Publiée le 25 février 1912.

Adressée à « Corrida Si » par Michel Marcos, « El Quijote » et mise en ligne sur le site.

Avec coquilles d’époque et annotations de MM…

« Oncle et neveu (2)

Après avoir donné quelques courses dans différents départements français, il vint en Espagne où il alterna avec El Gallo, Fuentes et Bombita à Valencia, Barcelone et Bilbao. Mais désireux de se soumettre au jugement des aficionados madrilènes, il décida de venir à la Corte, comme il l’a fait enfin, recueillant des sympathies unanimes et d’enthousiastes applaudissements.
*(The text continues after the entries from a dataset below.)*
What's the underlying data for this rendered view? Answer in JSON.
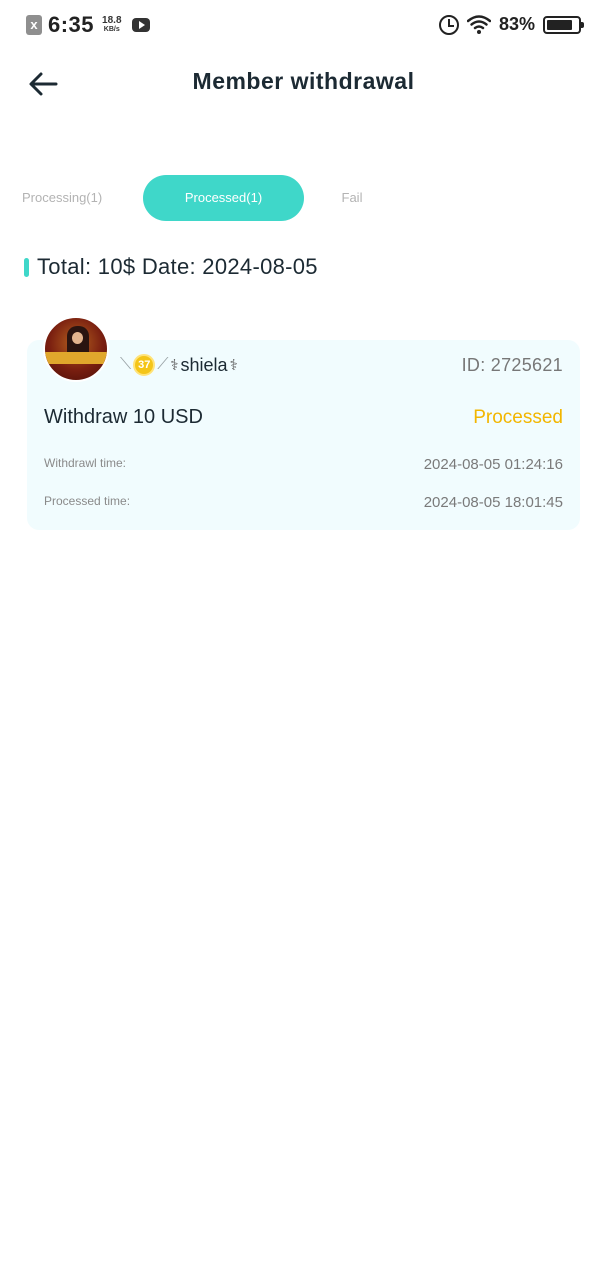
{
  "status_bar": {
    "close_glyph": "x",
    "time": "6:35",
    "speed_value": "18.8",
    "speed_unit": "KB/s",
    "battery_percent": "83%",
    "battery_level": 0.83,
    "icons": [
      "notification-x-icon",
      "youtube-icon",
      "alarm-icon",
      "wifi-icon",
      "battery-icon"
    ]
  },
  "header": {
    "title": "Member withdrawal",
    "back_icon": "arrow-left-icon"
  },
  "tabs": [
    {
      "label": "Processing(1)",
      "active": false
    },
    {
      "label": "Processed(1)",
      "active": true
    },
    {
      "label": "Fail",
      "active": false
    }
  ],
  "summary": {
    "text": "Total: 10$ Date: 2024-08-05"
  },
  "record": {
    "level": "37",
    "username": "shiela",
    "user_id": "ID: 2725621",
    "amount": "Withdraw 10 USD",
    "status": "Processed",
    "withdrawal_time_label": "Withdrawl time:",
    "withdrawal_time": "2024-08-05 01:24:16",
    "processed_time_label": "Processed time:",
    "processed_time": "2024-08-05 18:01:45"
  },
  "colors": {
    "accent": "#3fd7c9",
    "status_processed": "#f2b600",
    "card_bg": "#f1fcfe"
  }
}
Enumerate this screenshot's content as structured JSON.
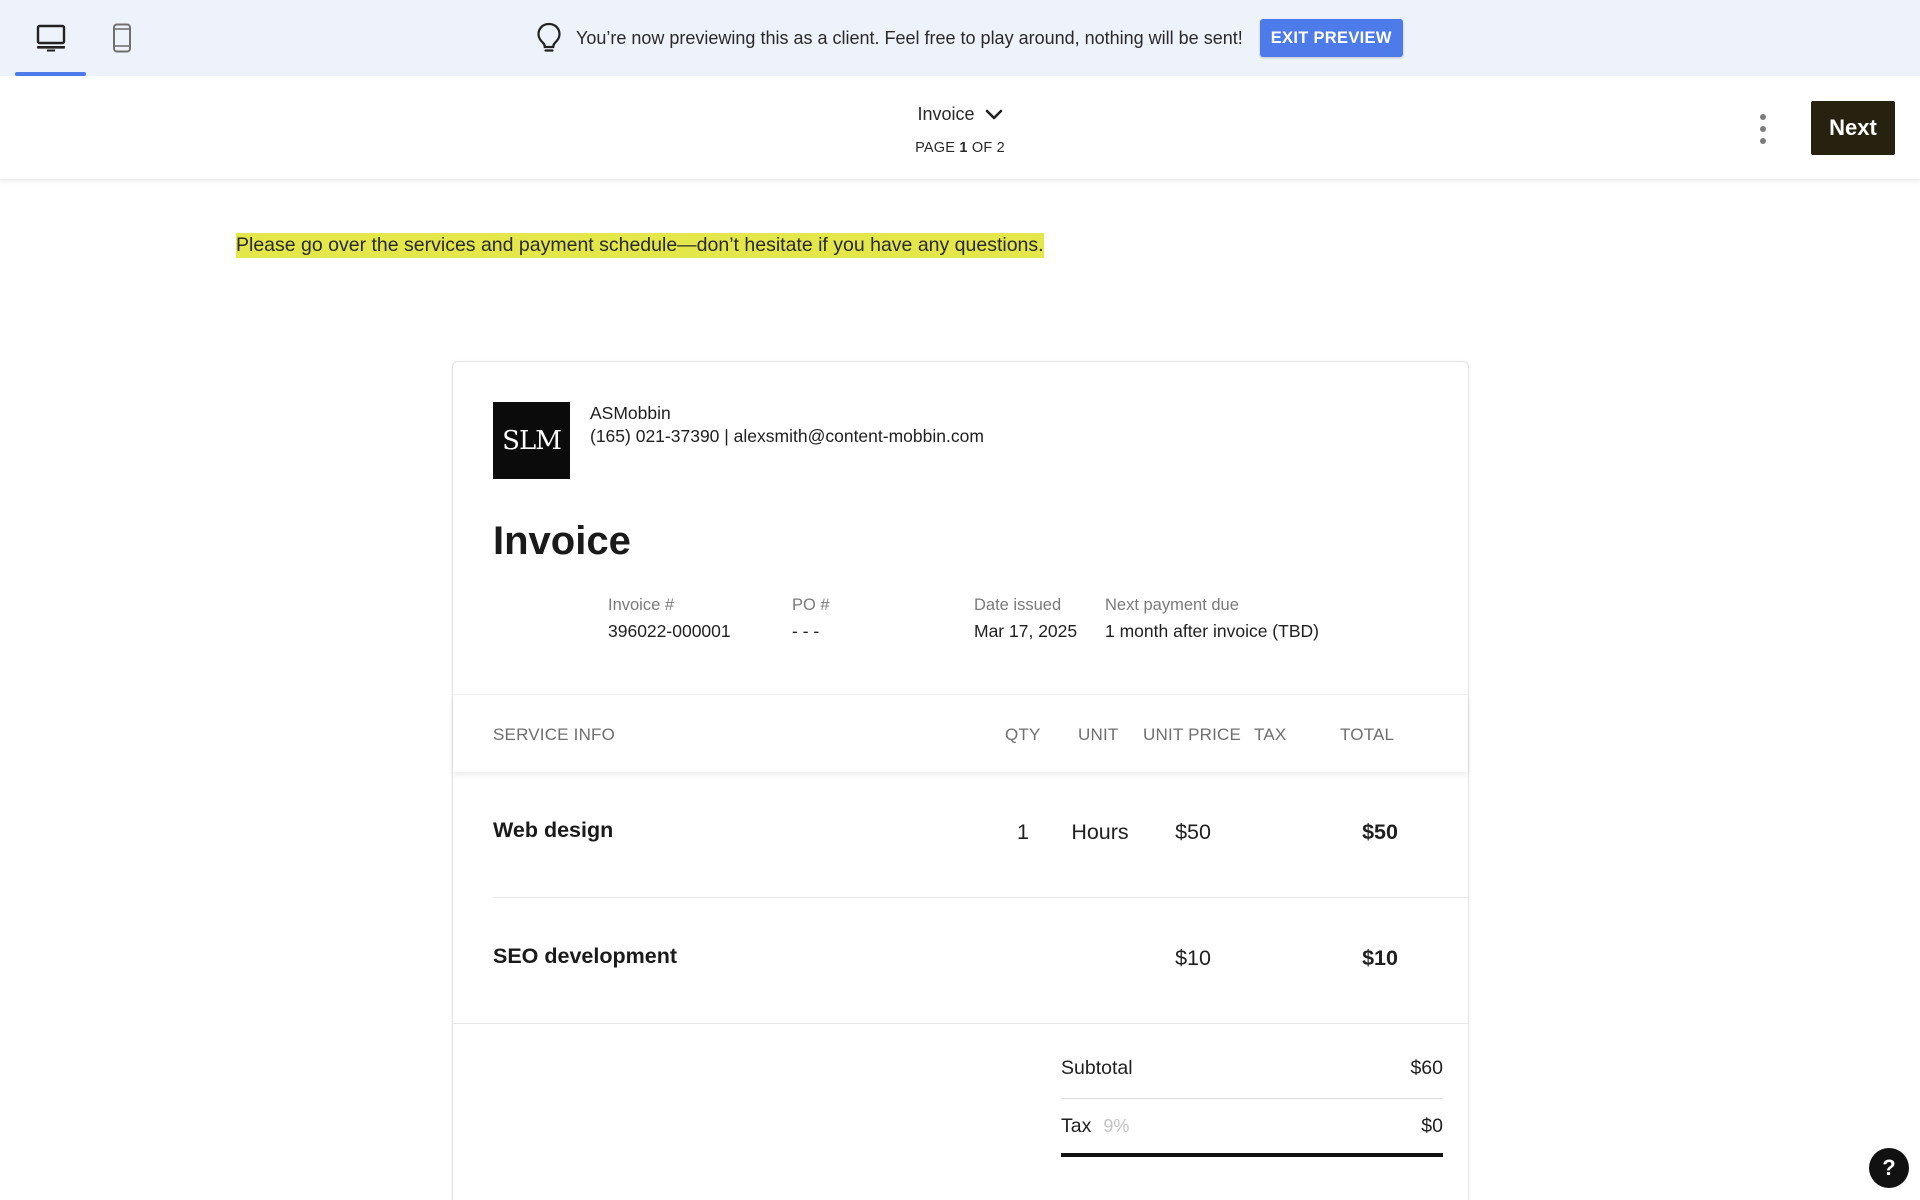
{
  "banner": {
    "message": "You’re now previewing this as a client. Feel free to play around, nothing will be sent!",
    "exit_label": "EXIT PREVIEW",
    "device_tabs": [
      {
        "icon": "desktop-icon",
        "active": true
      },
      {
        "icon": "mobile-icon",
        "active": false
      }
    ],
    "accent_color": "#4e7bea"
  },
  "toolbar": {
    "document_title": "Invoice",
    "page_prefix": "PAGE",
    "page_current": "1",
    "page_middle": "OF",
    "page_total": "2",
    "next_label": "Next"
  },
  "note": "Please go over the services and payment schedule—don’t hesitate if you have any questions.",
  "invoice": {
    "logo_text": "SLM",
    "company_name": "ASMobbin",
    "company_contact": "(165) 021-37390 | alexsmith@content-mobbin.com",
    "title": "Invoice",
    "meta": {
      "invoice_no_label": "Invoice #",
      "invoice_no": "396022-000001",
      "po_label": "PO #",
      "po_value": "- - -",
      "date_label": "Date issued",
      "date_value": "Mar 17, 2025",
      "next_due_label": "Next payment due",
      "next_due_value": "1 month after invoice (TBD)"
    },
    "columns": {
      "service": "SERVICE INFO",
      "qty": "QTY",
      "unit": "UNIT",
      "unit_price": "UNIT PRICE",
      "tax": "TAX",
      "total": "TOTAL"
    },
    "rows": [
      {
        "service": "Web design",
        "qty": "1",
        "unit": "Hours",
        "unit_price": "$50",
        "tax": "",
        "total": "$50"
      },
      {
        "service": "SEO development",
        "qty": "",
        "unit": "",
        "unit_price": "$10",
        "tax": "",
        "total": "$10"
      }
    ],
    "summary": {
      "subtotal_label": "Subtotal",
      "subtotal_value": "$60",
      "tax_label": "Tax",
      "tax_rate": "9%",
      "tax_value": "$0"
    }
  },
  "help_label": "?"
}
Robert est très content de l’accueil affectueux que lui fit le public le jour où il prit l’alternative, et comme grâce à l’émotion très naturelle qu’il éprouvait à travailler pour la première fois dans notre plaza, il n’a pu faire valoir à son gré les qualités qu’il possède, il se dispose à nous faire une nouvelle visite dès qu’il aura satisfait aux engagements qu’il a contractés en France.            
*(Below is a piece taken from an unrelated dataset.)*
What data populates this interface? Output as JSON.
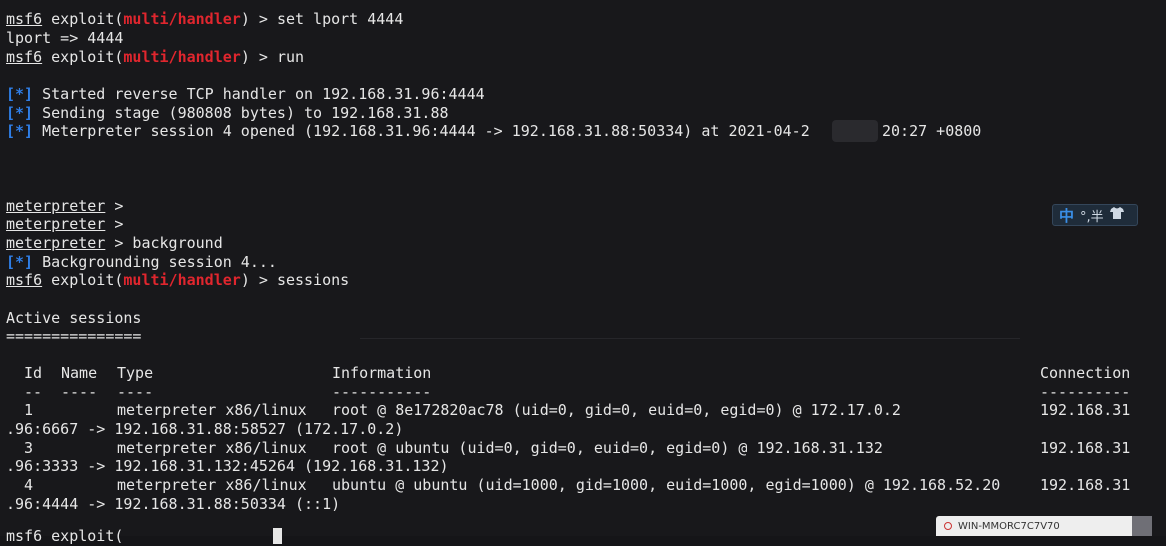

« Après de brillantes courses en Espagne, en France et même en Italie [Vérone, 3 et 8 septembre 1893], notre matador landais vit sa fortune compromise lors de la malheureuse course d’Enghien en 1901 [en fait le 4 juin 1900, évènement marqué par des manifestations violentes et même un double tir de pistolet d’un Suédois contre Robert qui esquiva, les deux balles blessant le péon El Chato ; les “anti” sévissaient déjà…].

Vingt-deux procès furent le lot de notre malheureux compatriote qui dut s’expatrier.

Au Mexique, son succès fut considérable. Pendant plusieurs temporadas, il se mesura aves les meilleures épées d’Espagne. Il tuait une centaine de toros par temporada et ne fut jamais blessé [inexact ; Félix fut blessé par exemple, à Montfort-en-Chalosse, puis à Séville, en juillet 1895 ; mais il est vrai qu’il le fut rarement].

En 1908, le 20 avril [le 19 ?], il offrit à Ciudad Juarez sa course de despedida, coupa la coleta et se maria avec la señorita Trinidad Ochea, fille du député et grand capitaliste de Juarez [Don Inocente Ochoa. En fait, Félix Robert toréa encore deux fois en 1909 – Tijuana, Mexique – et deux fois en 1911 – dans l’Utah, USA].

Il vint en Europe avec sa dame et put assister dans nos Landes aux courses de Cazères, Samadet, Saint Pierre, Dax, St-Sever, etc…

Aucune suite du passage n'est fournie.